See that woman shouting abuse from her speeding car window? I call STRESS... and wonder what set her off. Is she running late for an appointment?  Did her teenager shout at her this morning.

See that couple who suddenly start bickering over something petty and banal? One is shouting and storms off? Things escalate and suddenly, he's packed his gear and moved out? STRESS!

Financial worries, work problems, family difficulties, screaming kids, self esteem issues, medication regimes, aches and pains, unresolved arguments, pressing concerns, minor grievances, a sleepless night, even unaddressed childhood traumas ... in they waft - silent, colourless and odourless - settling upon us, layer after layer after layer.

Until.... until....

Stress is all around us. But being woefully underequipped as humans we usually fail to take preventative steps, if at all, when it is just all too late.

The best we can do to mitigate it is to mindfully practice stress reduction knowing that even if we can't see the dust, as sure as eggs, it's there. (Why are eggs 'sure' BTW?)

Here are seven things that are easy to do:

  1. Review your current priorities and ditch anything that is just not important.  Declutter your personal agenda.  
  2. Whatever you are doing, remember to take a break.  Even good stuff can be overdone.  You can in fact diet and exercise your way to an eating disorder.    And here in Australia we recently lost an Iron Man who died suddenly.  A cardiologist confirms that over-exercise can lead to scarring of the arteries.  Who knew?
  3. Accept that the only true thing that we can control is our own reactions and attitudes. The desire to control every outcome in our lives is the biggest cause of stress in our lives.  Try a bit of que sera sera and just go with the flow from time to time.
  4. Give yourself permission to rest.
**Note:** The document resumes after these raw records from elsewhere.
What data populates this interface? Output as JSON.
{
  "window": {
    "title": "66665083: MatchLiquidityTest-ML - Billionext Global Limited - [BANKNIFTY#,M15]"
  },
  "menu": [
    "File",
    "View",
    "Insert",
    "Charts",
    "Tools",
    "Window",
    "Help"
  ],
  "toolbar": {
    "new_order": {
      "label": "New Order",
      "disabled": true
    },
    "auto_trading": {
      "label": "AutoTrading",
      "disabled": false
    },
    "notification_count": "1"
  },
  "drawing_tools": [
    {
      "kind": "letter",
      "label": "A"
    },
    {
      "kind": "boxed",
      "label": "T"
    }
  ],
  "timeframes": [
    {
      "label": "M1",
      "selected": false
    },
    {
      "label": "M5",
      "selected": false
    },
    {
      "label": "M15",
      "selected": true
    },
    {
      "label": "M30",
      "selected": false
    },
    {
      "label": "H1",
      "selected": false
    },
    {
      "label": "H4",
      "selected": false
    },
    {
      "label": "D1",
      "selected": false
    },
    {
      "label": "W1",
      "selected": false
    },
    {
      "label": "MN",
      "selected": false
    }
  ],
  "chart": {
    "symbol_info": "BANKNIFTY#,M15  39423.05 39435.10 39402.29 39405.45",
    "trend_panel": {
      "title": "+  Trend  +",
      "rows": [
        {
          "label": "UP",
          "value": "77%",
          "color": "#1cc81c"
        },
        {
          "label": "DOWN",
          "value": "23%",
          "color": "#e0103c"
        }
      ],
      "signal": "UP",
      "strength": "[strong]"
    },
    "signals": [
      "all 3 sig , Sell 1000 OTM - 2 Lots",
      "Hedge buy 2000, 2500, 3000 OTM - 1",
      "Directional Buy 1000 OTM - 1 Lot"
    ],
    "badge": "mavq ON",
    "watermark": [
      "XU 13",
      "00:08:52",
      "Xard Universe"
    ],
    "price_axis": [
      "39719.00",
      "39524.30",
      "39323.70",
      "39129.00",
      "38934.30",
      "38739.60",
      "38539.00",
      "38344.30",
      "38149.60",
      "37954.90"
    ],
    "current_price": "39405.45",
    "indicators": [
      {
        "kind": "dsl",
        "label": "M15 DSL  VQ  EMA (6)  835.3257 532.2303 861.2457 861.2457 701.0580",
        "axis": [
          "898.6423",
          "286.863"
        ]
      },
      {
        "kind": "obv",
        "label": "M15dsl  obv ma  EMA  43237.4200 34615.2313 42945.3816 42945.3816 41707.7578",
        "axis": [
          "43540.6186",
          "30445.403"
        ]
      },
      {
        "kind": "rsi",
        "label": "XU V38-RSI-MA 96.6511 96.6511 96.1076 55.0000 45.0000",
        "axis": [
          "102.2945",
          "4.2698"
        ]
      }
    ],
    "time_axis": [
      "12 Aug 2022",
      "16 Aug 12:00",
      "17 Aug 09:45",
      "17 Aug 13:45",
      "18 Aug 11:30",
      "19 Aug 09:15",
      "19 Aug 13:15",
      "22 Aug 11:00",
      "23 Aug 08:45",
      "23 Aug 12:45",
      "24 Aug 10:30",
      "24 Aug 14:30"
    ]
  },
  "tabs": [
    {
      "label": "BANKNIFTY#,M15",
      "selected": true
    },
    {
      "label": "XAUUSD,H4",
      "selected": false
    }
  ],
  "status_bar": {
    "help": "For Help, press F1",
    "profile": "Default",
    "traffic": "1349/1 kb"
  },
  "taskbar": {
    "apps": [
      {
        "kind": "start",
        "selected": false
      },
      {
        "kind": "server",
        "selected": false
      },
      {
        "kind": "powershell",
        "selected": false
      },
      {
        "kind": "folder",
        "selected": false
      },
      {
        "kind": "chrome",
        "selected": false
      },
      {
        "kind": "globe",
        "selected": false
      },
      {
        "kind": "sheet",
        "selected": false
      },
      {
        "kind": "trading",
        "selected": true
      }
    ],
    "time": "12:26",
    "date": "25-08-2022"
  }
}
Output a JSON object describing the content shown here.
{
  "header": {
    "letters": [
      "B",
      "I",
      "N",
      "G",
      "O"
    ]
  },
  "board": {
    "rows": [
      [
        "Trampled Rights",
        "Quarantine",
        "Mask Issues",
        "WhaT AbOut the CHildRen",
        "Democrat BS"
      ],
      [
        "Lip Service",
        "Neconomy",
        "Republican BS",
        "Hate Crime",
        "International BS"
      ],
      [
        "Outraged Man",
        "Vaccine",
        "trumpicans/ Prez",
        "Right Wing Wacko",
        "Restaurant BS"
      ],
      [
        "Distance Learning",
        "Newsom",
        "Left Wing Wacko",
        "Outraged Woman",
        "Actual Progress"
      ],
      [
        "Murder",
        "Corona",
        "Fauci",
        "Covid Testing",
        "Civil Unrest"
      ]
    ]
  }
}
Who said life had to be a competition?  And who said you had to be first or the best all of the time?  It's actually not such a bad life coming third or even last.  Did you know the leader of the wolf pack is in fact the last animal in the pack?  My sister Nicky, for example, is often arguing that it's the fat lazy slobs who actually seem to live the longest.  I am thinking she might be onto something there.
  5. Remove the word 'compare' from your vocabulary.  There is nothing more stressful than comparing yourself to someone else and, of course, social media doesn't help.  Just go with my mantra;  Nothing and No-one is as they might seem.  Alll you need to be is the best version of you... for today.  That's it!
  6. Accept responsibility for and own your own life - no ifs or buts. Blame of any kind only exacerbates stress.  There is nothing more freeing than being able to say:  This may be an ordinary kind of fucked-up life but hey, I created it and it's all mine!
And most importantly:

      7 Breathe - deeply and often.

What could be easier than that, eh?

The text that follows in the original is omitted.